RENATA BALLERIO - 08/05/2020

caterinaLascia stare i Santi… forse questo imperativo è stato preso troppo alla lettera, se si esce dall’ambito della fede individuale o collettiva. Conoscere la storia umana, a volte umanissima di certi santi, può, invece, servire non tanto a capire anche il nostro presente quanto ad alimentarci della forza del loro pensiero. In fondo che cosa è mai la cultura se non la coraggiosa sfida ad andare oltre i luoghi comuni, oltre le rassicuranti certezze per essere, invece, autenticamente presenti nel mondo?

Ad esempio ricordare, anche in prospettiva della giornata europea del 9 maggio, Santa Caterina da Siena, compatrona dell’Europa non è solo un omaggio rituale, quasi scontato, ma la ricerca di legami profondi e uno stimolo, anzi un impegno, definiamolo pure laico, ad avere un approccio diverso alla realtà. Il 29 aprile, giorno in cui la Chiesa la festeggia, il Papa ha invocato la protezione di santa Caterina per l’unità europea.

Certamente nel 1999 fu proclamata compatrona dell’Europa perché “testimone di un grande messaggio di speranza, di riconciliazione, di unità ecumenica tra le Chiese e i cristiani”, mentre ora si chiede una unità più ampia. Unità che, nonostante il motto dell’Unione Europea “Uniti nella diversità”, reso ufficiale soltanto dal 2000, sembra ancora un’utopia.

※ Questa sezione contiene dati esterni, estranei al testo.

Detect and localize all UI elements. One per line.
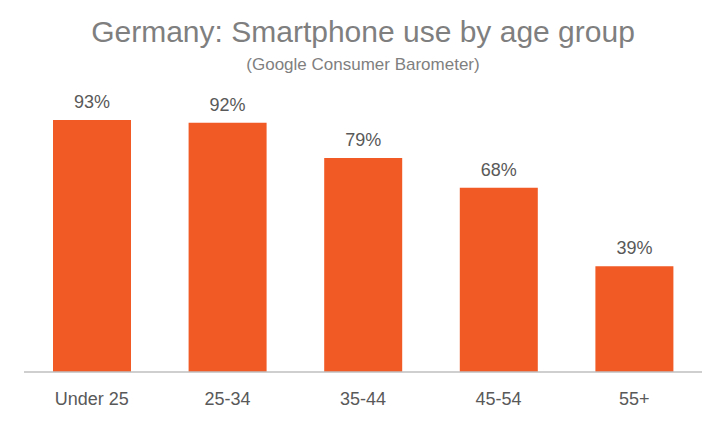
svg-text:39%: 39%: [616, 238, 652, 258]
svg-text:79%: 79%: [345, 130, 381, 150]
svg-text:68%: 68%: [481, 160, 517, 180]
html-text:(Google Consumer Barometer): (Google Consumer Barometer): [246, 55, 480, 74]
svg-text:92%: 92%: [210, 95, 246, 115]
svg-text:Under 25: Under 25: [55, 389, 129, 409]
svg-text:25-34: 25-34: [204, 389, 250, 409]
svg-text:35-44: 35-44: [340, 389, 386, 409]
svg-text:55+: 55+: [619, 389, 650, 409]
svg-text:45-54: 45-54: [476, 389, 522, 409]
html-text:Germany: Smartphone use by age: Germany: Smartphone use by age group: [91, 15, 635, 48]
svg-text:93%: 93%: [74, 92, 110, 112]
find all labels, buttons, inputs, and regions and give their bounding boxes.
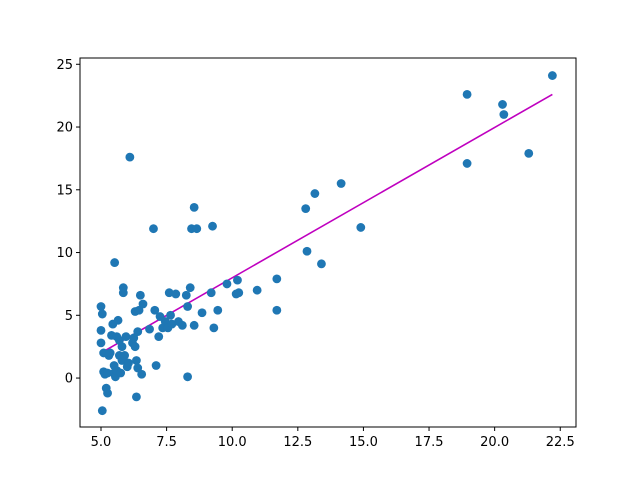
x-tick-label: 5.0 xyxy=(91,435,112,450)
data-point xyxy=(132,356,141,365)
data-point xyxy=(137,369,147,379)
data-point xyxy=(150,305,160,315)
data-point xyxy=(135,290,145,300)
x-tick-label: 20.0 xyxy=(480,435,509,450)
y-tick-label: 20 xyxy=(56,121,73,136)
data-point xyxy=(118,283,128,293)
data-point xyxy=(356,223,366,232)
data-point xyxy=(233,275,242,285)
data-point xyxy=(154,332,164,342)
x-tick-label: 10.0 xyxy=(218,435,247,450)
data-point xyxy=(234,288,244,298)
data-point xyxy=(524,148,534,158)
data-point xyxy=(132,392,141,402)
data-point xyxy=(499,110,509,119)
data-point xyxy=(208,221,217,231)
data-point xyxy=(197,308,207,318)
x-tick-label: 17.5 xyxy=(415,435,444,450)
data-point xyxy=(134,305,144,315)
x-axis: 5.0 7.5 10.0 12.5 15.0 17.5 20.0 22.5 xyxy=(91,427,575,450)
data-point xyxy=(336,179,346,188)
data-point xyxy=(302,246,312,256)
data-point xyxy=(113,315,123,325)
y-tick-label: 0 xyxy=(65,372,73,387)
data-point xyxy=(185,283,195,293)
data-point xyxy=(462,89,472,99)
fit-line-layer xyxy=(100,93,553,354)
y-tick-label: 25 xyxy=(56,58,73,73)
data-point xyxy=(97,309,107,319)
data-point xyxy=(105,348,115,358)
data-point xyxy=(192,224,202,234)
data-point xyxy=(177,320,187,330)
x-tick-label: 22.5 xyxy=(546,435,575,450)
data-point xyxy=(120,351,130,360)
data-point xyxy=(116,368,126,378)
x-tick-label: 12.5 xyxy=(283,435,312,450)
data-point xyxy=(301,204,311,214)
data-point xyxy=(103,368,112,378)
data-point xyxy=(96,302,106,311)
data-point xyxy=(272,305,282,315)
data-point xyxy=(149,224,158,234)
data-point xyxy=(183,302,192,311)
data-point xyxy=(547,71,557,80)
data-point xyxy=(133,363,143,373)
y-tick-label: 5 xyxy=(65,309,73,324)
data-point xyxy=(183,372,192,382)
data-point xyxy=(124,358,133,368)
data-point xyxy=(171,289,181,299)
y-axis: 0 5 10 15 20 25 xyxy=(56,58,80,387)
data-point xyxy=(145,324,154,334)
data-point xyxy=(310,189,320,198)
y-tick-label: 10 xyxy=(56,246,73,261)
data-point xyxy=(213,305,223,315)
data-point xyxy=(209,323,219,333)
data-point xyxy=(206,288,216,298)
data-point xyxy=(130,342,140,352)
data-point xyxy=(317,259,326,269)
data-point xyxy=(138,299,148,309)
data-point xyxy=(121,332,131,342)
data-point xyxy=(110,258,120,267)
data-point xyxy=(164,288,174,298)
data-point xyxy=(189,320,199,330)
data-point xyxy=(117,342,127,352)
data-point xyxy=(151,361,161,370)
fit-line xyxy=(100,93,553,354)
data-point xyxy=(252,285,262,295)
data-point xyxy=(97,406,107,416)
scatter-points-layer xyxy=(96,71,557,416)
data-point xyxy=(181,290,191,300)
data-point xyxy=(272,274,282,284)
data-point xyxy=(96,325,106,335)
data-point xyxy=(133,327,143,337)
data-point xyxy=(222,279,232,289)
data-point xyxy=(96,338,106,348)
plot-frame xyxy=(79,57,577,428)
x-tick-label: 15.0 xyxy=(349,435,378,450)
y-tick-label: 15 xyxy=(56,183,73,198)
data-point xyxy=(498,100,507,109)
data-point xyxy=(189,202,199,212)
data-point xyxy=(125,152,135,162)
data-point xyxy=(129,333,139,343)
data-point xyxy=(166,310,175,320)
data-point xyxy=(462,159,472,168)
x-tick-label: 7.5 xyxy=(156,435,177,450)
data-point xyxy=(103,388,112,398)
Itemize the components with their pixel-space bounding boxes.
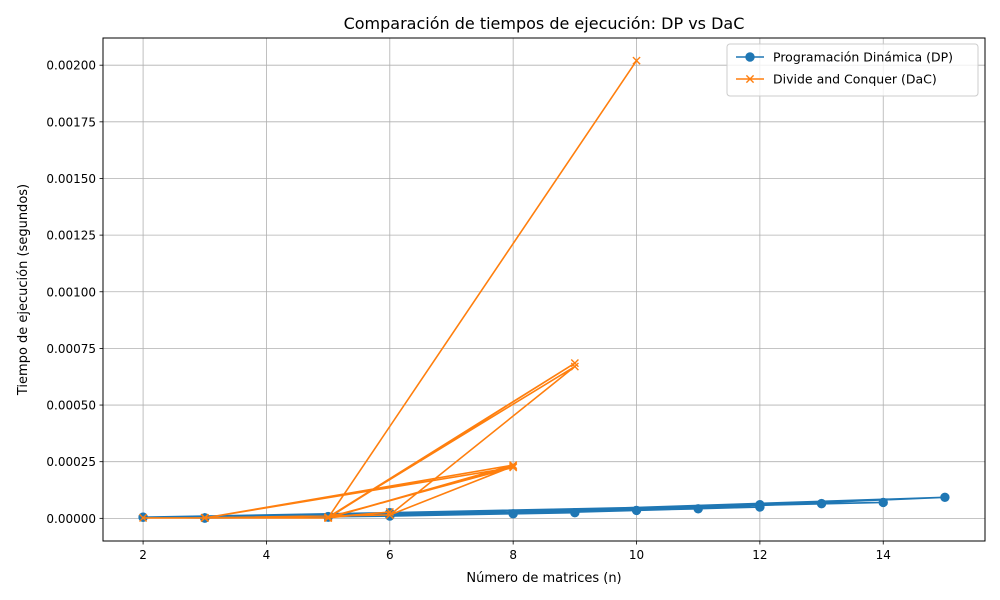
series-layer — [138, 56, 950, 523]
x-tick-label: 10 — [629, 548, 644, 562]
x-tick-label: 4 — [263, 548, 271, 562]
x-tick-label: 14 — [876, 548, 891, 562]
plot-frame — [102, 37, 986, 542]
x-marker-stroke — [138, 513, 148, 522]
y-tick-label: 0.00050 — [46, 399, 96, 413]
x-marker-stroke — [509, 462, 518, 471]
data-point — [632, 56, 641, 65]
y-axis-label: Tiempo de ejecución (segundos) — [16, 184, 31, 396]
data-point — [755, 500, 765, 510]
data-point — [693, 504, 703, 514]
data-point — [940, 492, 950, 502]
legend-label: Divide and Conquer (DaC) — [773, 72, 937, 87]
x-marker-stroke — [324, 513, 333, 522]
x-axis-label: Número de matrices (n) — [466, 571, 621, 586]
data-point — [570, 507, 580, 518]
x-marker-stroke — [385, 507, 394, 517]
legend-marker — [745, 52, 755, 62]
x-marker-stroke — [385, 510, 394, 520]
data-point — [385, 507, 394, 517]
legend-label: Programación Dinámica (DP) — [773, 50, 953, 65]
legend-entry: Divide and Conquer (DaC) — [736, 72, 937, 87]
x-tick-label: 8 — [509, 548, 517, 562]
data-point — [138, 513, 148, 522]
x-marker-stroke — [570, 359, 579, 368]
data-point — [570, 362, 579, 371]
data-point — [200, 513, 209, 522]
series-dac — [138, 56, 641, 522]
x-marker-stroke — [632, 56, 641, 65]
data-point — [570, 359, 579, 368]
y-tick-label: 0.00100 — [46, 285, 96, 299]
legend: Programación Dinámica (DP) Divide and Con… — [726, 43, 979, 97]
x-marker-stroke — [200, 513, 209, 522]
x-marker-stroke — [509, 461, 518, 470]
y-tick-label: 0.00075 — [46, 342, 96, 356]
y-tick-label: 0.00000 — [46, 512, 96, 526]
chart-title: Comparación de tiempos de ejecución: DP … — [344, 14, 745, 33]
x-tick-label: 2 — [139, 548, 147, 562]
data-point — [878, 497, 888, 508]
data-point — [508, 509, 518, 519]
legend-entry: Programación Dinámica (DP) — [736, 50, 953, 65]
legend-box — [726, 43, 979, 97]
grid — [103, 38, 985, 541]
y-tick-label: 0.00175 — [46, 115, 96, 129]
data-point — [816, 498, 827, 509]
x-marker-stroke — [745, 74, 755, 84]
data-point — [324, 513, 333, 522]
y-tick-label: 0.00200 — [46, 59, 96, 73]
data-point — [385, 510, 394, 520]
y-tick-label: 0.00125 — [46, 229, 96, 243]
x-marker-stroke — [509, 463, 518, 472]
x-tick-label: 12 — [752, 548, 767, 562]
x-marker-stroke — [570, 362, 579, 371]
data-point — [509, 461, 518, 470]
data-point — [631, 505, 642, 516]
axis-ticks: 2 4 6 8 10 12 14 0.00000 0.00025 0.00050 0.00075 0.… — [46, 59, 890, 562]
data-point — [509, 462, 518, 471]
y-tick-label: 0.00025 — [46, 455, 96, 469]
x-tick-label: 6 — [386, 548, 394, 562]
y-tick-label: 0.00150 — [46, 172, 96, 186]
legend-marker — [745, 74, 755, 84]
data-point — [509, 463, 518, 472]
series-line — [143, 59, 638, 519]
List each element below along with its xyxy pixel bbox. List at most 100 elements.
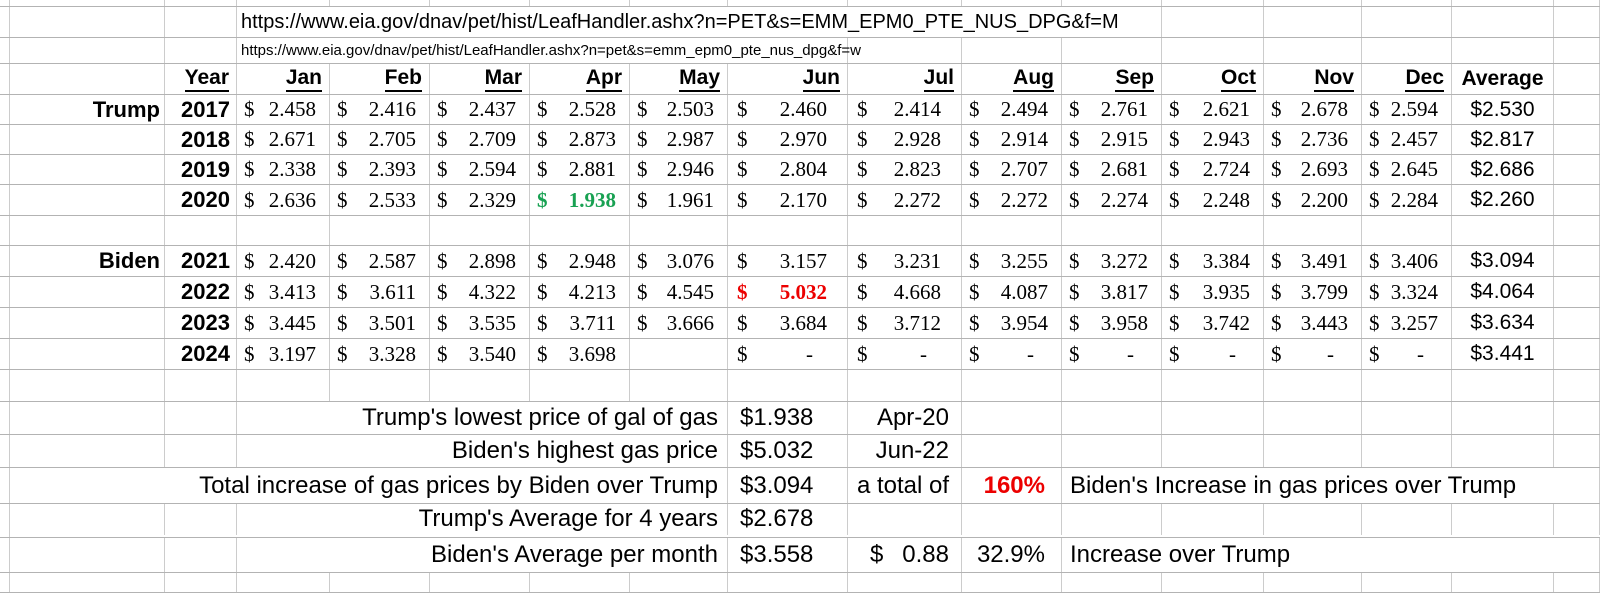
cell-2020-sep[interactable]: $2.274: [1062, 185, 1162, 215]
cell-2024-jan[interactable]: $3.197: [237, 339, 330, 369]
summary-value-trump-average[interactable]: $2.678: [728, 504, 848, 535]
cell-2019-jul[interactable]: $2.823: [848, 155, 962, 184]
cell-2022-feb[interactable]: $3.611: [330, 277, 430, 307]
cell-2020-aug[interactable]: $2.272: [962, 185, 1062, 215]
cell-2021-may[interactable]: $3.076: [630, 246, 728, 276]
cell-year-2019[interactable]: 2019: [165, 155, 237, 184]
cell-2017-may[interactable]: $2.503: [630, 95, 728, 124]
cell-2024-aug[interactable]: $ -: [962, 339, 1062, 369]
cell-2018-mar[interactable]: $2.709: [430, 125, 530, 154]
cell-2017-dec[interactable]: $2.594: [1362, 95, 1452, 124]
cell-2022-sep[interactable]: $3.817: [1062, 277, 1162, 307]
header-may[interactable]: May: [630, 64, 728, 94]
cell-2020-jul[interactable]: $2.272: [848, 185, 962, 215]
cell-year-2023[interactable]: 2023: [165, 308, 237, 338]
cell-2019-apr[interactable]: $2.881: [530, 155, 630, 184]
cell-2018-aug[interactable]: $2.914: [962, 125, 1062, 154]
cell-2023-sep[interactable]: $3.958: [1062, 308, 1162, 338]
header-mar[interactable]: Mar: [430, 64, 530, 94]
summary-value-trump-lowest[interactable]: $1.938: [728, 402, 848, 434]
header-jan[interactable]: Jan: [237, 64, 330, 94]
cell-2024-may[interactable]: [630, 339, 728, 369]
summary-date-trump-lowest[interactable]: Apr-20: [848, 402, 962, 434]
cell-2022-may[interactable]: $4.545: [630, 277, 728, 307]
cell-2017-nov[interactable]: $2.678: [1264, 95, 1362, 124]
cell-2020-jan[interactable]: $2.636: [237, 185, 330, 215]
cell-2017-mar[interactable]: $2.437: [430, 95, 530, 124]
summary-label-trump-average[interactable]: Trump's Average for 4 years: [237, 504, 728, 535]
header-sep[interactable]: Sep: [1062, 64, 1162, 94]
header-jul[interactable]: Jul: [848, 64, 962, 94]
cell-2017-jun[interactable]: $2.460: [728, 95, 848, 124]
cell-2017-sep[interactable]: $2.761: [1062, 95, 1162, 124]
cell-2018-jan[interactable]: $2.671: [237, 125, 330, 154]
cell-2024-sep[interactable]: $ -: [1062, 339, 1162, 369]
cell-2019-aug[interactable]: $2.707: [962, 155, 1062, 184]
cell-2020-jun[interactable]: $2.170: [728, 185, 848, 215]
cell-2020-oct[interactable]: $2.248: [1162, 185, 1264, 215]
cell-2018-may[interactable]: $2.987: [630, 125, 728, 154]
cell-year-2021[interactable]: 2021: [165, 246, 237, 276]
cell-2022-nov[interactable]: $3.799: [1264, 277, 1362, 307]
cell-2019-oct[interactable]: $2.724: [1162, 155, 1264, 184]
cell-2022-average[interactable]: $4.064: [1452, 277, 1554, 307]
summary-value-biden-average[interactable]: $3.558: [728, 538, 848, 572]
summary-value-total-increase[interactable]: $3.094: [728, 468, 848, 503]
cell-2020-feb[interactable]: $2.533: [330, 185, 430, 215]
cell-2024-jul[interactable]: $ -: [848, 339, 962, 369]
cell-2018-feb[interactable]: $2.705: [330, 125, 430, 154]
cell-2018-jun[interactable]: $2.970: [728, 125, 848, 154]
cell-2019-mar[interactable]: $2.594: [430, 155, 530, 184]
summary-label-total-increase[interactable]: Total increase of gas prices by Biden ov…: [10, 468, 728, 503]
cell-2023-dec[interactable]: $3.257: [1362, 308, 1452, 338]
cell-2023-average[interactable]: $3.634: [1452, 308, 1554, 338]
cell-2022-dec[interactable]: $3.324: [1362, 277, 1452, 307]
summary-caption-biden-increase[interactable]: Biden's Increase in gas prices over Trum…: [1062, 468, 1600, 503]
cell-2018-sep[interactable]: $2.915: [1062, 125, 1162, 154]
cell-2019-feb[interactable]: $2.393: [330, 155, 430, 184]
cell-2018-jul[interactable]: $2.928: [848, 125, 962, 154]
summary-value-biden-highest[interactable]: $5.032: [728, 435, 848, 467]
cell-2024-jun[interactable]: $ -: [728, 339, 848, 369]
summary-caption-increase-over-trump[interactable]: Increase over Trump: [1062, 538, 1600, 572]
header-jun[interactable]: Jun: [728, 64, 848, 94]
summary-label-biden-highest[interactable]: Biden's highest gas price: [237, 435, 728, 467]
cell-2023-jun[interactable]: $3.684: [728, 308, 848, 338]
cell-2017-oct[interactable]: $2.621: [1162, 95, 1264, 124]
cell-year-2017[interactable]: 2017: [165, 95, 237, 124]
link-eia-weekly[interactable]: https://www.eia.gov/dnav/pet/hist/LeafHa…: [237, 38, 861, 63]
cell-2024-average[interactable]: $3.441: [1452, 339, 1554, 369]
cell-2017-feb[interactable]: $2.416: [330, 95, 430, 124]
summary-label-biden-average[interactable]: Biden's Average per month: [237, 538, 728, 572]
summary-percent-329[interactable]: 32.9%: [962, 538, 1062, 572]
summary-date-biden-highest[interactable]: Jun-22: [848, 435, 962, 467]
cell-2019-may[interactable]: $2.946: [630, 155, 728, 184]
cell-2020-may[interactable]: $1.961: [630, 185, 728, 215]
header-apr[interactable]: Apr: [530, 64, 630, 94]
cell-2024-mar[interactable]: $3.540: [430, 339, 530, 369]
summary-diff-amount[interactable]: $ 0.88: [848, 538, 962, 572]
cell-2021-mar[interactable]: $2.898: [430, 246, 530, 276]
cell-2017-average[interactable]: $2.530: [1452, 95, 1554, 124]
cell-2021-sep[interactable]: $3.272: [1062, 246, 1162, 276]
cell-2022-apr[interactable]: $4.213: [530, 277, 630, 307]
cell-2023-may[interactable]: $3.666: [630, 308, 728, 338]
cell-2018-apr[interactable]: $2.873: [530, 125, 630, 154]
cell-2022-aug[interactable]: $4.087: [962, 277, 1062, 307]
cell-2023-oct[interactable]: $3.742: [1162, 308, 1264, 338]
cell-2020-mar[interactable]: $2.329: [430, 185, 530, 215]
header-aug[interactable]: Aug: [962, 64, 1062, 94]
header-dec[interactable]: Dec: [1362, 64, 1452, 94]
cell-2023-feb[interactable]: $3.501: [330, 308, 430, 338]
cell-2019-sep[interactable]: $2.681: [1062, 155, 1162, 184]
cell-2019-average[interactable]: $2.686: [1452, 155, 1554, 184]
cell-2021-dec[interactable]: $3.406: [1362, 246, 1452, 276]
cell-2023-mar[interactable]: $3.535: [430, 308, 530, 338]
header-nov[interactable]: Nov: [1264, 64, 1362, 94]
header-feb[interactable]: Feb: [330, 64, 430, 94]
header-average[interactable]: Average: [1452, 64, 1554, 94]
cell-2019-dec[interactable]: $2.645: [1362, 155, 1452, 184]
cell-2021-nov[interactable]: $3.491: [1264, 246, 1362, 276]
cell-2024-apr[interactable]: $3.698: [530, 339, 630, 369]
cell-2024-nov[interactable]: $ -: [1264, 339, 1362, 369]
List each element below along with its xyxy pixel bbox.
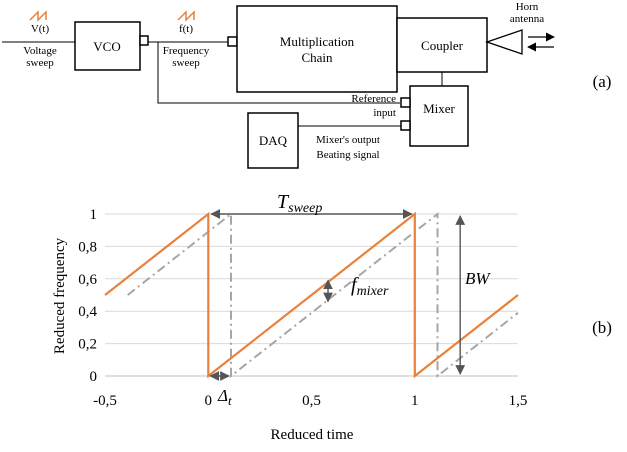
- y-axis-label: Reduced frequency: [52, 237, 68, 354]
- sweep-chart: 00,20,40,60,81-0,5 0 0,5 1 1,5 Reduced time …: [52, 191, 612, 443]
- voltage-input-label: V(t): [31, 23, 50, 35]
- horn-antenna-icon: [484, 29, 523, 55]
- reference-label-line1: Reference: [351, 93, 396, 105]
- mult-label-line1: Multiplication: [280, 34, 355, 49]
- mixer-out-port: [400, 120, 411, 131]
- emitted-frequency-line: [104, 211, 519, 379]
- mixer-block: [409, 85, 469, 147]
- series: [104, 211, 519, 379]
- antenna-label-line2: antenna: [510, 13, 544, 25]
- fmixer-label: fmixer: [351, 274, 389, 299]
- coupler-label: Coupler: [421, 38, 464, 53]
- x-tick-label: -0,5: [93, 393, 117, 409]
- x-tick-label: 0,5: [302, 393, 321, 409]
- tsweep-label: Tsweep: [277, 191, 322, 216]
- multiplication-chain-block: [236, 5, 398, 93]
- y-tick-label: 1: [90, 207, 98, 223]
- voltage-ramp-icon: [29, 10, 47, 22]
- voltage-sweep-line1: Voltage: [23, 45, 57, 57]
- vco-block: [74, 21, 141, 71]
- x-tick-label: 1,5: [509, 393, 528, 409]
- delayed-frequency-line: [127, 211, 519, 379]
- y-tick-label: 0,6: [78, 272, 97, 288]
- mult-label-line2: Chain: [301, 50, 333, 65]
- x-tick-label: 0: [205, 393, 213, 409]
- daq-label: DAQ: [259, 133, 288, 148]
- mult-port: [227, 36, 238, 47]
- y-tick-label: 0,4: [78, 304, 97, 320]
- x-tick-label: 1: [411, 393, 419, 409]
- frequency-sweep-line1: Frequency: [163, 45, 210, 57]
- vco-port: [139, 35, 149, 46]
- y-tick-label: 0,8: [78, 239, 97, 255]
- coupler-block: [396, 17, 488, 73]
- y-tick-label: 0: [90, 369, 98, 385]
- block-diagram: V(t) Voltage sweep VCO f(t) Frequency sw…: [2, 1, 612, 169]
- bw-label: BW: [465, 269, 491, 288]
- frequency-ramp-icon: [177, 10, 195, 22]
- mixer-output-label: Mixer's output: [316, 134, 380, 146]
- voltage-sweep-line2: sweep: [26, 57, 54, 69]
- annotations: [209, 209, 466, 381]
- reference-label-line2: input: [373, 107, 396, 119]
- x-axis-label: Reduced time: [271, 427, 354, 443]
- antenna-label-line1: Horn: [516, 1, 539, 13]
- grid: [105, 213, 518, 345]
- panel-b-label: (b): [592, 318, 612, 337]
- tick-labels: 0 0,2 0,4 0,6 0,8 1 -0,5 0 0,5 1 1,5: [78, 207, 527, 409]
- beating-signal-label: Beating signal: [316, 149, 379, 161]
- frequency-label: f(t): [179, 23, 193, 35]
- mixer-label: Mixer: [423, 101, 455, 116]
- daq-block: [247, 112, 299, 169]
- frequency-sweep-line2: sweep: [172, 57, 200, 69]
- panel-a-label: (a): [593, 72, 612, 91]
- vco-label: VCO: [93, 39, 120, 54]
- reference-wire: [157, 42, 400, 104]
- delta-t-label: Δt: [217, 386, 232, 408]
- mixer-ref-port: [400, 97, 411, 108]
- y-tick-label: 0,2: [78, 337, 97, 353]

Ma perché invocare per l’unità europea questa santa, ansietata, come si definì, che, quasi analfabeta, fu la prima donna ad essere proclamata da Paolo VI dottore della Chiesa il 3 ottobre 1970? Santa Caterina, morta a soli trentatré anni, conobbe le tragedie umane, come la peste bubbonica che colpì anche Siena nel 1374, instancabilmente chiese di riformare la Chiesa, che viveva in modo sfarzoso la cattività avignonese, e implorava la pace, indirizzando circa 380 lettere da lei dettate al Papa, ai cardinali, ai potenti e alle persone più semplici. Pur tralasciando il valore del suo stile che – come sintetizzò il critico Giovanni Getto – ha un accento intellettuale e sentimentale eminentemente aristocratico, rimane per credenti e non un esempio di durezza di giudizio e, al contempo, di apertura di cuore. “Avete taciuto abbastanza. È ora di finirla di stare zitti! Gridate con centomila lingue. Io vedo che a forza di silenzio il mondo è marcito”. È anacronistico questo suo grido, limpido ma energico, per il nostro attuale frastornante ed emotivamente manipolatore vociare politico, spesso più scandaloso di un silenzio? Se, in fondo, è giusto lasciar stare i santi, non possiamo neppure giocare con i fanti. E fuori di metafora possiamo dire che mai come questo 9 maggio, settant’anni dopo la dichiarazione di Robert Schuman, allora ministro degli esteri francesi, dobbiamo augurarci che quel sogno dei pionieri del 1950, quasi coraggiosi fanti, non finisca.

A pensarci bene il coronavirus ha fatto più riflettere sull’ Europa che in altre occasioni. Ma forse è anche ora di chiederci se non sia giunto il momento di pensare ad una vera Europa federale, democratica e solidale. Non un’unione di Stati, cioè una Europa governativa, ma una unità di visione. E magari ricordarci che la bandiera a stelle è – come si legge nei documenti – il “frutto dell’idea del designer cattolico francese Arsène Heitz, vincitore del concorso europeo bandito a Strasburgo nel 1955, che nutriva una speciale venerazione per la Madonna e che impressionò favorevolmente la commissione giudicatrice presieduta da un belga di religione ebraica”.

Ma soprattutto ricordare che quel cerchio in campo azzurro rappresenta l’unità.